Plus, things like when V was little and I would cook dinner, I would put him on the kitchen floor and let him play. I would talk to him, but I couldn't play with him. Now, when I am cooking dinner, the kids play together on the kitchen floor (sometimes I feel like I'm cooking in a mine field between trying not to step on a child or a toy). M gets human interaction during a time when V did not.

And then there are things that I think are just innately in them. V is so much like me. He likes things the way he likes them. Everything has a place and he wants it where it belongs. He hates if his hands are dirty. He is stubborn. He is very cautious and doesn't like to try something unless he knows he will succeed. He has my short attention span and he loves books. He has no patience. He is a follower. He will do whatever the older kids do. It is cute, but I hope he realizes before I did that he should just be him and let others take it or leave it.

M is her father. She is a very laid back kid and loves getting dirty. She is stubborn (really the kids sort of have to be stubborn since mama and daddy are both too stubborn for their own good). She has no fear. She has so much patience. She gets loud to get attention. She will play with a toy for so long I get bored with it. There is so much that I can't tell in her yet because she is still little.

I think it is interesting though that even though H and I both love both of our kids, I seem to be more drawn to M and he to V. I think that is because we are drawn to each other so it would make sense that we are drawn to the kid who is like the other one.

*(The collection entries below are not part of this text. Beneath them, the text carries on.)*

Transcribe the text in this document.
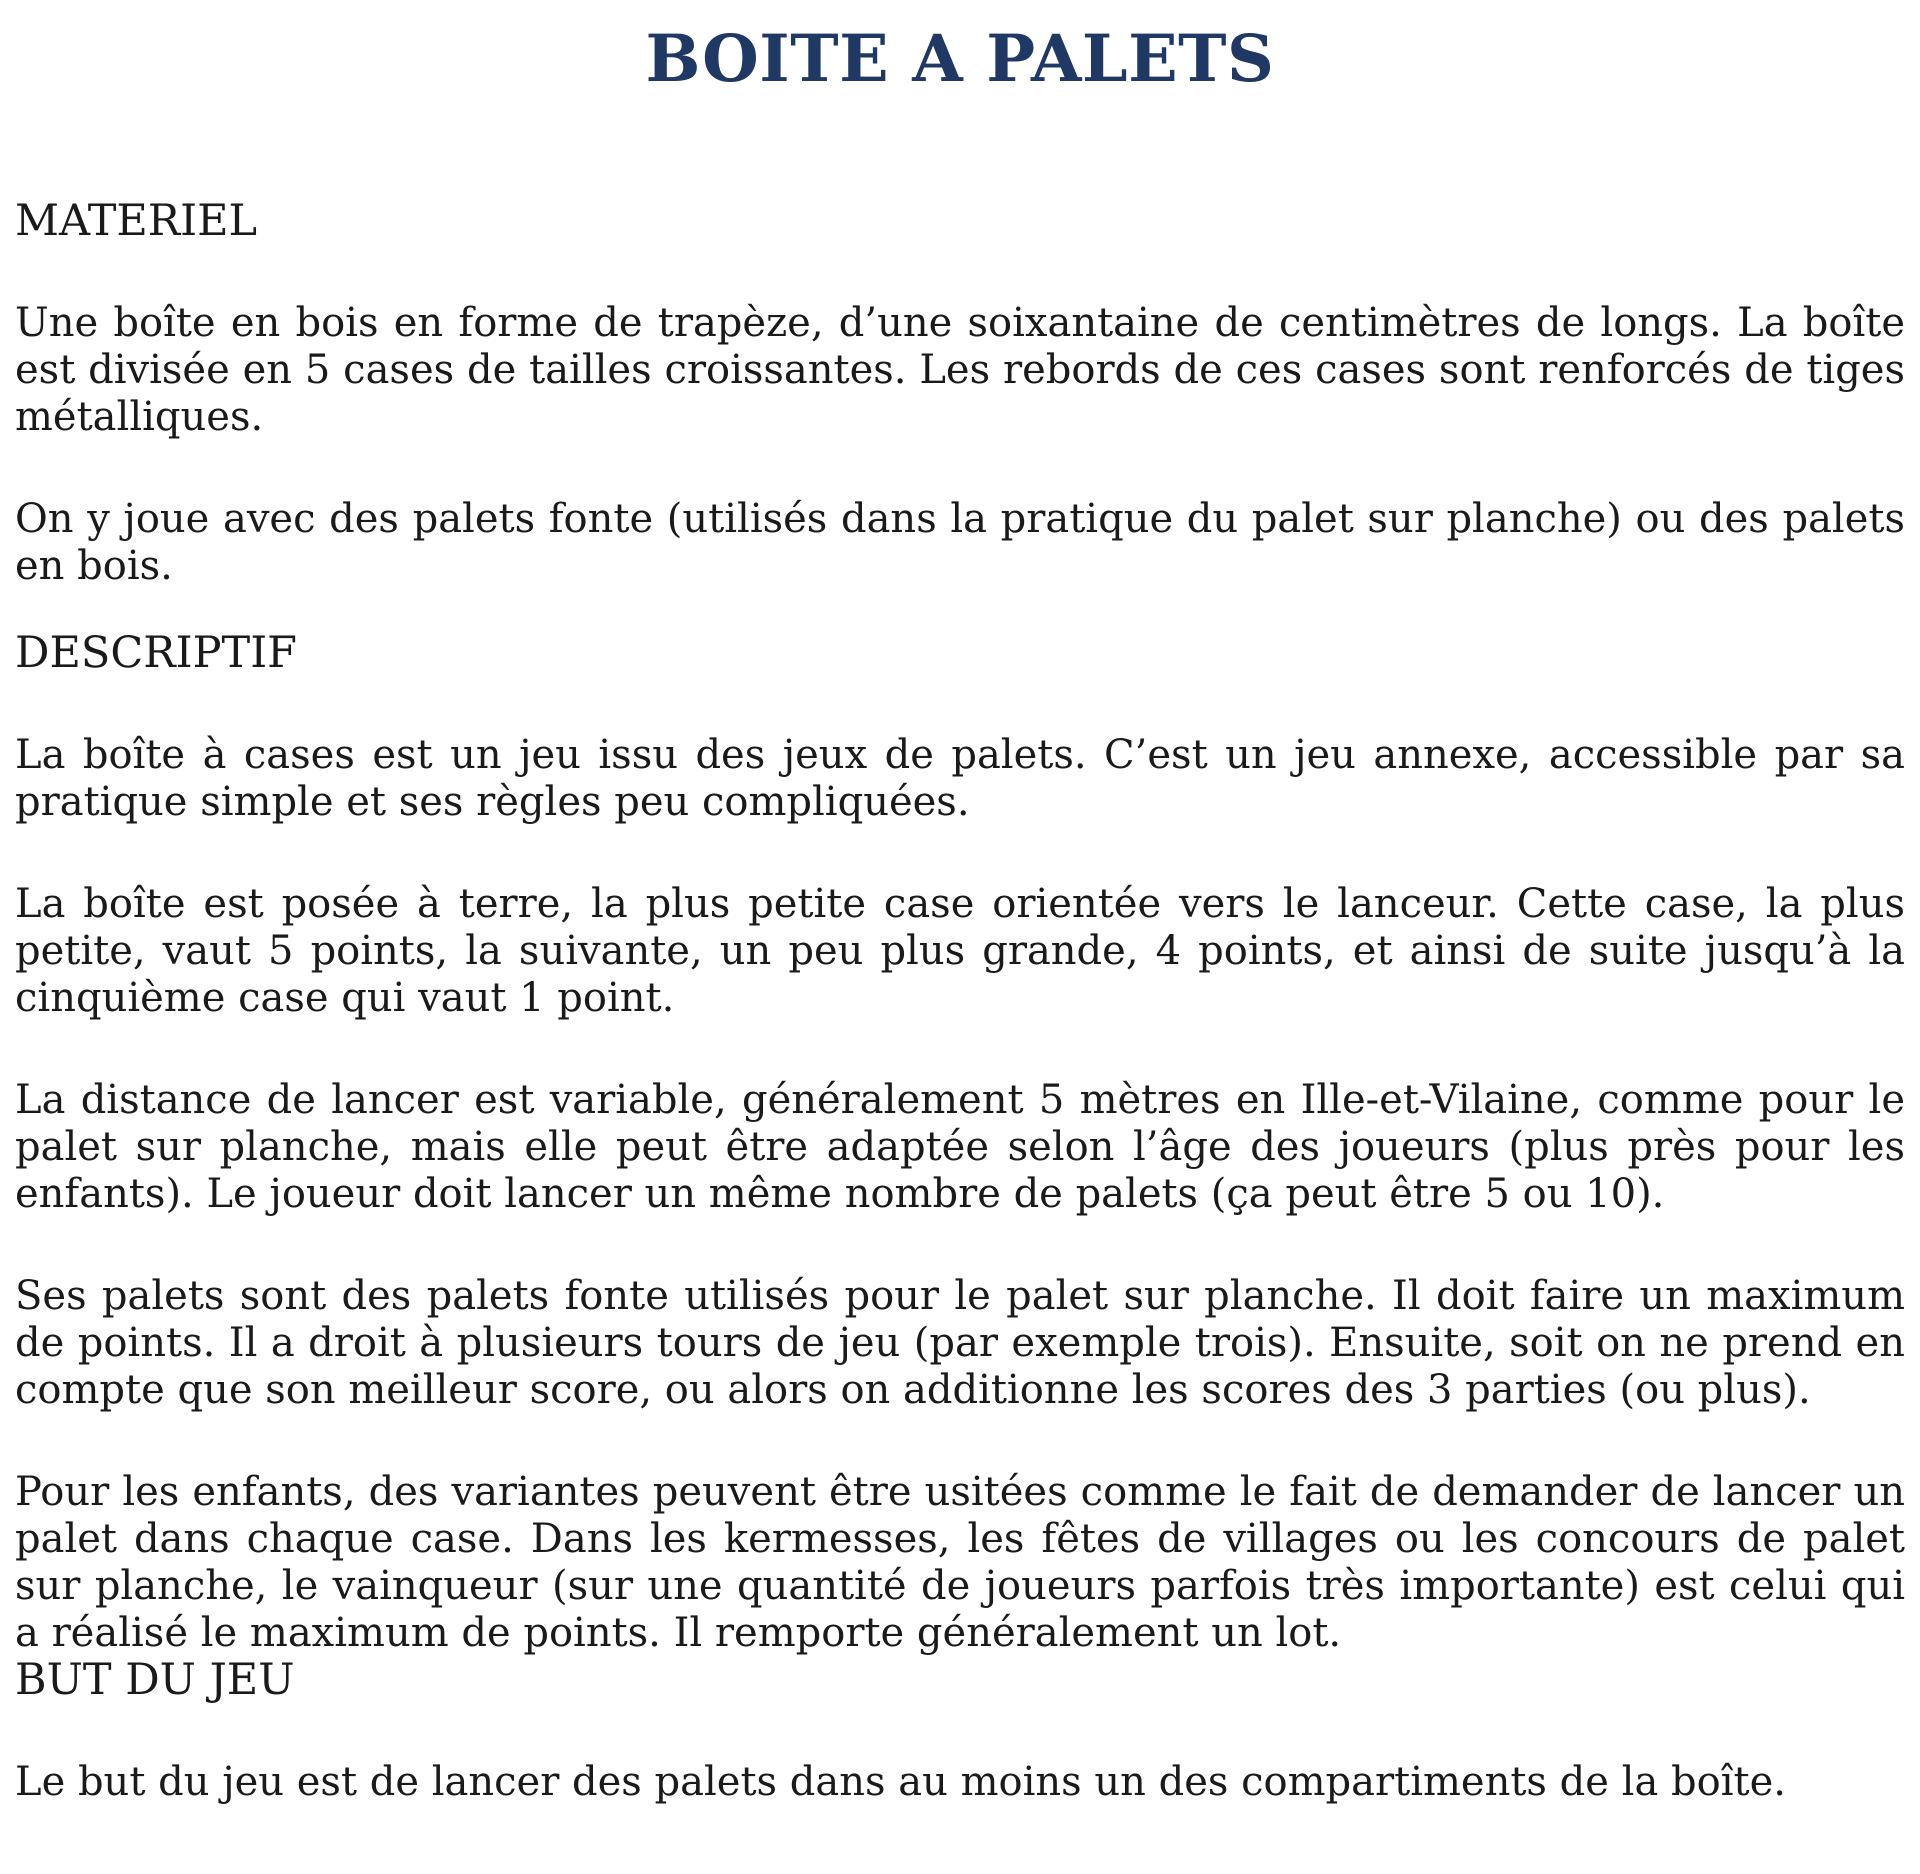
BOITE A PALETS
MATERIEL

Une boîte en bois en forme de trapèze, d’une soixantaine de centimètres de longs. La boîte est divisée en 5 cases de tailles croissantes. Les rebords de ces cases sont renforcés de tiges métalliques.

On y joue avec des palets fonte (utilisés dans la pratique du palet sur planche) ou des palets en bois.

DESCRIPTIF

La boîte à cases est un jeu issu des jeux de palets. C’est un jeu annexe, accessible par sa pratique simple et ses règles peu compliquées.

La boîte est posée à terre, la plus petite case orientée vers le lanceur. Cette case, la plus petite, vaut 5 points, la suivante, un peu plus grande, 4 points, et ainsi de suite jusqu’à la cinquième case qui vaut 1 point.

La distance de lancer est variable, généralement 5 mètres en Ille-et-Vilaine, comme pour le palet sur planche, mais elle peut être adaptée selon l’âge des joueurs (plus près pour les enfants). Le joueur doit lancer un même nombre de palets (ça peut être 5 ou 10).

Ses palets sont des palets fonte utilisés pour le palet sur planche. Il doit faire un maximum de points. Il a droit à plusieurs tours de jeu (par exemple trois). Ensuite, soit on ne prend en compte que son meilleur score, ou alors on additionne les scores des 3 parties (ou plus).

Pour les enfants, des variantes peuvent être usitées comme le fait de demander de lancer un palet dans chaque case. Dans les kermesses, les fêtes de villages ou les concours de palet sur planche, le vainqueur (sur une quantité de joueurs parfois très importante) est celui qui a réalisé le maximum de points. Il remporte généralement un lot.

BUT DU JEU

Le but du jeu est de lancer des palets dans au moins un des compartiments de la boîte.
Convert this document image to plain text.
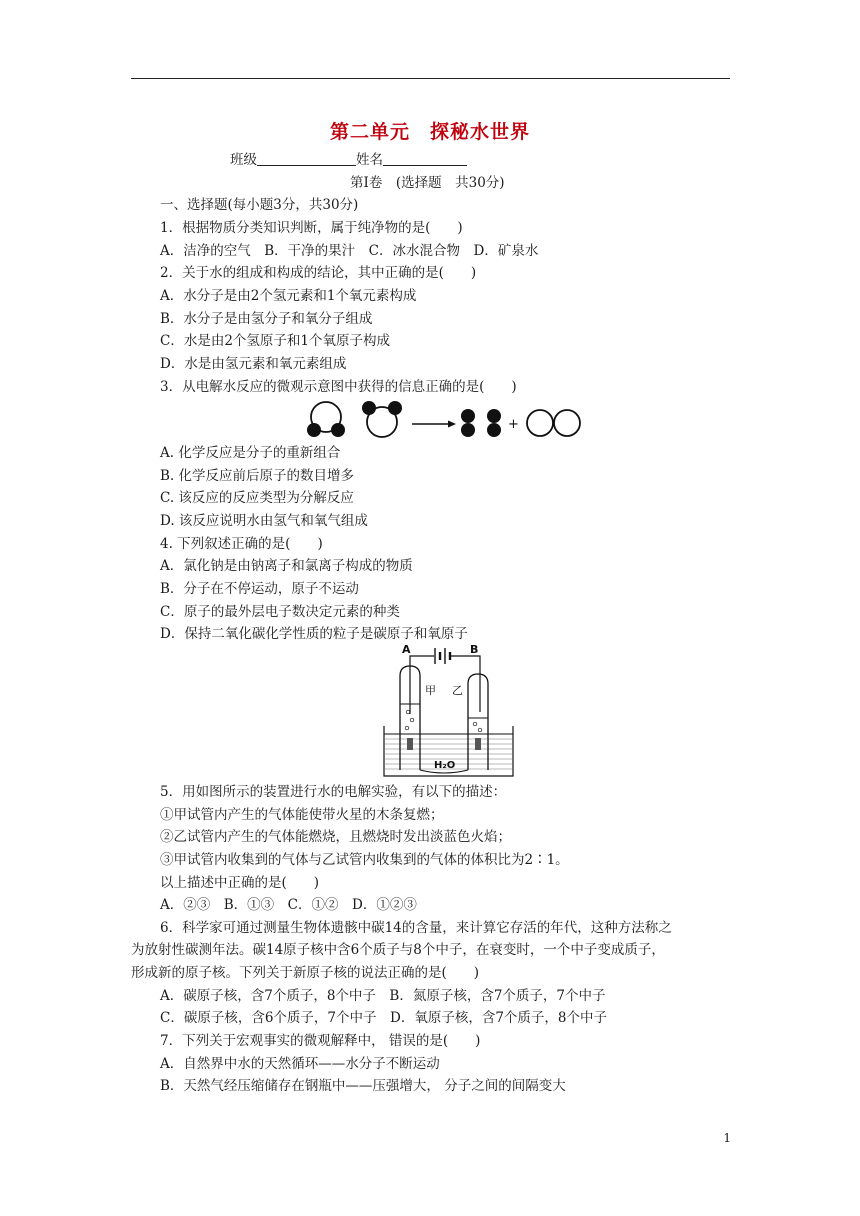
第二单元　探秘水世界
班级	姓名
第Ⅰ卷　(选择题　共30分)
一、选择题(每小题3分，共30分)
1．根据物质分类知识判断，属于纯净物的是(　　)
A．洁净的空气　B．干净的果汁　C．冰水混合物　D．矿泉水
2．关于水的组成和构成的结论，其中正确的是(　　)
A．水分子是由2个氢元素和1个氧元素构成
B．水分子是由氢分子和氧分子组成
C．水是由2个氢原子和1个氧原子构成
D．水是由氢元素和氧元素组成
3．从电解水反应的微观示意图中获得的信息正确的是(　　)
+
A. 化学反应是分子的重新组合
B. 化学反应前后原子的数目增多
C. 该反应的反应类型为分解反应
D. 该反应说明水由氢气和氧气组成
4. 下列叙述正确的是(　　)
A．氯化钠是由钠离子和氯离子构成的物质
B．分子在不停运动，原子不运动
C．原子的最外层电子数决定元素的种类
D．保持二氧化碳化学性质的粒子是碳原子和氧原子
A	B
甲 乙
H₂O
5．用如图所示的装置进行水的电解实验，有以下的描述：
①甲试管内产生的气体能使带火星的木条复燃；
②乙试管内产生的气体能燃烧，且燃烧时发出淡蓝色火焰；
③甲试管内收集到的气体与乙试管内收集到的气体的体积比为2∶1。
以上描述中正确的是(　　)
A．②③　B．①③　C．①②　D．①②③
6．科学家可通过测量生物体遗骸中碳14的含量，来计算它存活的年代，这种方法称之
为放射性碳测年法。碳14原子核中含6个质子与8个中子，在衰变时，一个中子变成质子，
形成新的原子核。下列关于新原子核的说法正确的是(　　)
A．碳原子核，含7个质子，8个中子　B．氮原子核，含7个质子，7个中子
C．碳原子核，含6个质子，7个中子　D．氧原子核，含7个质子，8个中子
7．下列关于宏观事实的微观解释中， 错误的是(　　)
A．自然界中水的天然循环——水分子不断运动
B．天然气经压缩储存在钢瓶中——压强增大， 分子之间的间隔变大
1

My mom used to tell us that she loved us all equally but differently and I never really understood that either until now. I totally get it though. I don't love one kid more than the other (although sometimes I like one more than the other--depends on who is behaving that day ;) ) but I love them differently. I love different things about each kid. They are so different and I love that. I really never realized how much I could love until I met them.